Romney Says He Won’t Deport DREAMers…Immediately


In June, the Obama administration announced a new process that grants work permits and temporary stays of deportation to young undocumented immigrants who want to go to college or serve in the military. On Monday, after months of silence on the issue, GOP presidential candidate Mitt Romney said he will allow some of these young immigrants to stay in the country—at least temporarily.

“The people who have received the special visa that the president has put in place, which is a two-year visa, should expect that the visa would continue to be valid. I’m not going to take something that they’ve purchased,” Romney told the Denver Post. “Before those visas have expired, we will have the full immigration-reform plan that I’ve proposed.”

When the Obama policy was first announced, conservatives called the move illegal and unconstitutional; Romney’s own immigration adviser, Kansas Secretary of State Kris Kobach, is actually representing federal immigration enforcement agents suing to block it. It will be interesting to watch Republicans try to defend Romney’s extension of what National Review called a violation of “the constitutional separation of powers that defines the political architecture of our republic.”

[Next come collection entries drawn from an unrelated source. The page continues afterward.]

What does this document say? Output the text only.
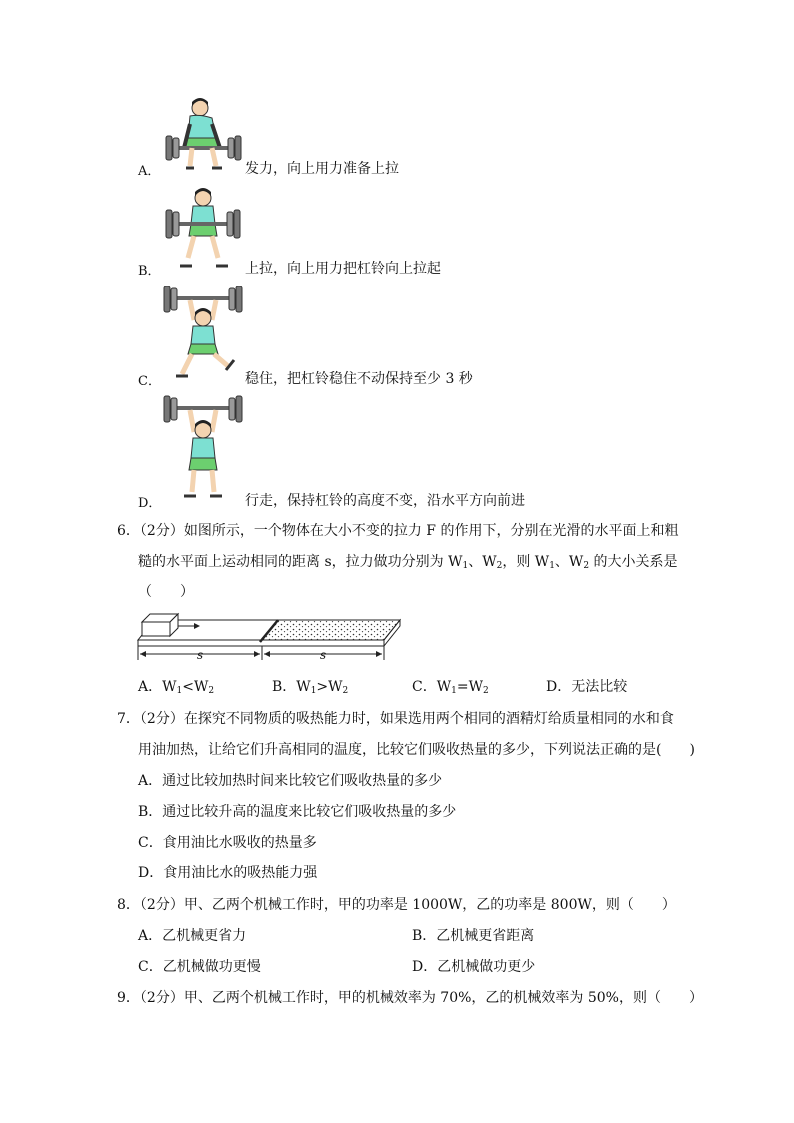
A．	发力，向上用力准备上拉
B．	上拉，向上用力把杠铃向上拉起
C．	稳住，把杠铃稳住不动保持至少 3 秒
D．	行走，保持杠铃的高度不变，沿水平方向前进
6．（2分）如图所示，一个物体在大小不变的拉力 F 的作用下，分别在光滑的水平面上和粗
糙的水平面上运动相同的距离 s，拉力做功分别为 $W_1$、$W_2$，则 $W_1$、$W_2$ 的大小关系是
（　　）
s	s
A．$W_1<W_2$	B．$W_1>W_2$	C．$W_1=W_2$	D．无法比较
7．（2分）在探究不同物质的吸热能力时，如果选用两个相同的酒精灯给质量相同的水和食
用油加热，让给它们升高相同的温度，比较它们吸收热量的多少，下列说法正确的是(　　)
A．通过比较加热时间来比较它们吸收热量的多少
B．通过比较升高的温度来比较它们吸收热量的多少
C．食用油比水吸收的热量多
D．食用油比水的吸热能力强
8．（2分）甲、乙两个机械工作时，甲的功率是 1000W，乙的功率是 800W，则（　　）
A．乙机械更省力	B．乙机械更省距离
C．乙机械做功更慢	D．乙机械做功更少
9．（2分）甲、乙两个机械工作时，甲的机械效率为 70%，乙的机械效率为 50%，则（　　）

So why is Romney suddenly taking a more compassionate tone on immigration and avoiding the “self-deportation” talk he deployed in the GOP primary? President Obama, despite having his immigration reform plans blocked in Congress and presiding over record numbers of deportations, is crushing Romney among Latinos, winning more than 70 percent of the vote in the latest Latino Decisions tracking poll. Siphoning off just a few Latino voters in swing states like Colorado and Florida could mean all the difference. 

Just promising not to cancel deportation waivers and work authorization for young immigrants, however, is probably not going to be enough to put Romney over the hump with Latinos. The GOP candidates still hasn’t said what he’d do if he failed to pass his hypothetical immigration reform bill, as Obama and George W. Bush did before him. He also hasn’t said what he’d do with the young immigrants who benefited from Obama’s plan or any of the other approximately 11 million undocumented immigrants under his “full immigration reform plan.” Though unauthorized immigrants helped by the Obama policy may breathe a sigh of relief knowing that a President Romney wouldn’t immediately try to kick them out of the country, Romney has also committed to vetoing the DREAM Act, which is the only permanent solution that allows them to stay in the country.